Blind people are more likely to report feelings of touch, taste, and smell in their dreams compared to sighted people. This likely corresponds to their waking experience which relies more on these senses.
What are Special Features of Blind People’s Dreams?
Blind people seem to have less aggression in their dreams. Justifiably, they are more prone to nightmares about getting lost, falling into manholes, and getting hit by a car. In one study of dreams, 60% of blind people reported dreaming about transport (compared to 28% of sighted people) which is understandably a big cause of anxiety for blind people because of the danger it presents.
Despite these differences, the emotional and thematic content of dreams isn’t much different in the blind and the sighted. Both groups report about the same number of social interactions, successes, and failures in their dreams. They have the same distribution of emotions, and the same level of bizarreness.
Do Colorblind People Dream in Color?
As we have learned, your waking experience dictates your perception of dreams. So, someone who has a red-green color vision defect since birth will dream in the same colorblind mode.

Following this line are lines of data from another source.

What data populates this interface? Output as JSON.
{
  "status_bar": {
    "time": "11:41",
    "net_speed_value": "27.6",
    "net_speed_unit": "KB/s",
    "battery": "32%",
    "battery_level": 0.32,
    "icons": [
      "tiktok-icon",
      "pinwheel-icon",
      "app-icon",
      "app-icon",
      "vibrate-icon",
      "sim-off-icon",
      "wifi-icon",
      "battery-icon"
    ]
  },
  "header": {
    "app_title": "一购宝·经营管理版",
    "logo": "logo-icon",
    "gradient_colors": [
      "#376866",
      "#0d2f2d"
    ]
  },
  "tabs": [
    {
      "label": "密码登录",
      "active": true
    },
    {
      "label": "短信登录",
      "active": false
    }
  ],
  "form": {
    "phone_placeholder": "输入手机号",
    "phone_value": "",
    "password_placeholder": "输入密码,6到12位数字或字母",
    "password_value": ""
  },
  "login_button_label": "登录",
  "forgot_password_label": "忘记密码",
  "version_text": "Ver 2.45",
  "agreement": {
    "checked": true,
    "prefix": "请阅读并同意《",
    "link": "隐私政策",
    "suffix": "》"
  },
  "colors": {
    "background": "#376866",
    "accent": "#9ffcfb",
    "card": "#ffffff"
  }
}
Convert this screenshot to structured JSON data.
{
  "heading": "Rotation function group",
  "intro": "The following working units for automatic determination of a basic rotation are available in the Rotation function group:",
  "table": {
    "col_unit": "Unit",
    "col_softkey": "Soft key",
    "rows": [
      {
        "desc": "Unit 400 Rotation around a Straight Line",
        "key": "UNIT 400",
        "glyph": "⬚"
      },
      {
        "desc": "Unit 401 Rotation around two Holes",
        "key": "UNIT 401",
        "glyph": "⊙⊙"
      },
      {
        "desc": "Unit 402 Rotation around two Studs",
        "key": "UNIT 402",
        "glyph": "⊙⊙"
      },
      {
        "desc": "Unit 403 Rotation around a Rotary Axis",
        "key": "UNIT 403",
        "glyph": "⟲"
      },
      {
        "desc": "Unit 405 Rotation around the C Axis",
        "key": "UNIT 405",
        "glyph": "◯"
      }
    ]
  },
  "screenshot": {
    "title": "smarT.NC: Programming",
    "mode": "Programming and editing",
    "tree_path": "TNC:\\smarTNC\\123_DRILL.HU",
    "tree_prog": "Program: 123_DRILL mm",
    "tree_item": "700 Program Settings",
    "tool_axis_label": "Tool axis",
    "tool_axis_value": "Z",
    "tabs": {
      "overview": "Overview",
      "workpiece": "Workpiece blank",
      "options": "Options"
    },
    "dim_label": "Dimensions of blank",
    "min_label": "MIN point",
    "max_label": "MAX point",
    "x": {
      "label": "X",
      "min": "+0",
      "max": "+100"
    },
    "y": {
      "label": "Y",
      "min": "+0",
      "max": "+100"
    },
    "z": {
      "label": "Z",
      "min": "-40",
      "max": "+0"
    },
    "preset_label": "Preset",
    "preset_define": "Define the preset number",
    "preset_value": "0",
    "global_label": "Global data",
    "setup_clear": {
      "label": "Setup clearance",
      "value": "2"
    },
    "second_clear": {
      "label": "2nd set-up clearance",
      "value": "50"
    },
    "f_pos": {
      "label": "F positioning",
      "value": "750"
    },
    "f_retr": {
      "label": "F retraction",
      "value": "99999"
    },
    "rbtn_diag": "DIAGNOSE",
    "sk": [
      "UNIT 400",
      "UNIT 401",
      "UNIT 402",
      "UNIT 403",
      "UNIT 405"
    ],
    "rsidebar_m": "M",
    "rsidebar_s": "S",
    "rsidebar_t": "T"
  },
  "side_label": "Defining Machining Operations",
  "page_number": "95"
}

If you were born with full color vision but later became colorblind, you may have full color dreams if you have sufficient intact long-term memories of colors.
Black and White Dreams
Have you ever noticed if you dream in color or in black and white? For people 65 and older, it is common to dream in black and white. The reason may surprise you – it’s TV exposure. A 2008 study showed that people who’d had childhood exposure to black and white TV were likely to dream in black and white, while people 25 and under (who had always watched TV in color) almost always dreamt in full color.
How Do Blind and Deaf People Dream?
Before her teacher first came to her, Helen Keller, in her autobiography, stated that her dreams were devoid of any kind of sound/sight/thought/etc. and only contained fear and strong abstract sensations. She states,
“My dreams have strangely changed during the past twelve years. Before and after my teacher first came to me, they were devoid of sound, of thought or emotion of any kind, except fear, and only came in the form of sensations. I would often dream that I ran into a still, dark room, and that, while I stood there, I felt something fall heavily without any noise, causing the floor to shake up and down violently; and each time I woke up with a jump. As I learned more and more about the objects around me, this strange dream ceased to haunt me; but I was in a high state of excitement and received impressions very easily. It is not strange then that I dreamed at the time of a wolf, which seemed to rush towards me and put his cruel teeth deep into my body! I could not speak (the fact was, I could only spell with my fingers), and I tried to scream; but no sound escaped from my lips. It is very likely that I had heard the story of Red Riding Hood and was deeply impressed by it. This dream, however, passed away in time, and I began to dream of objects outside myself.”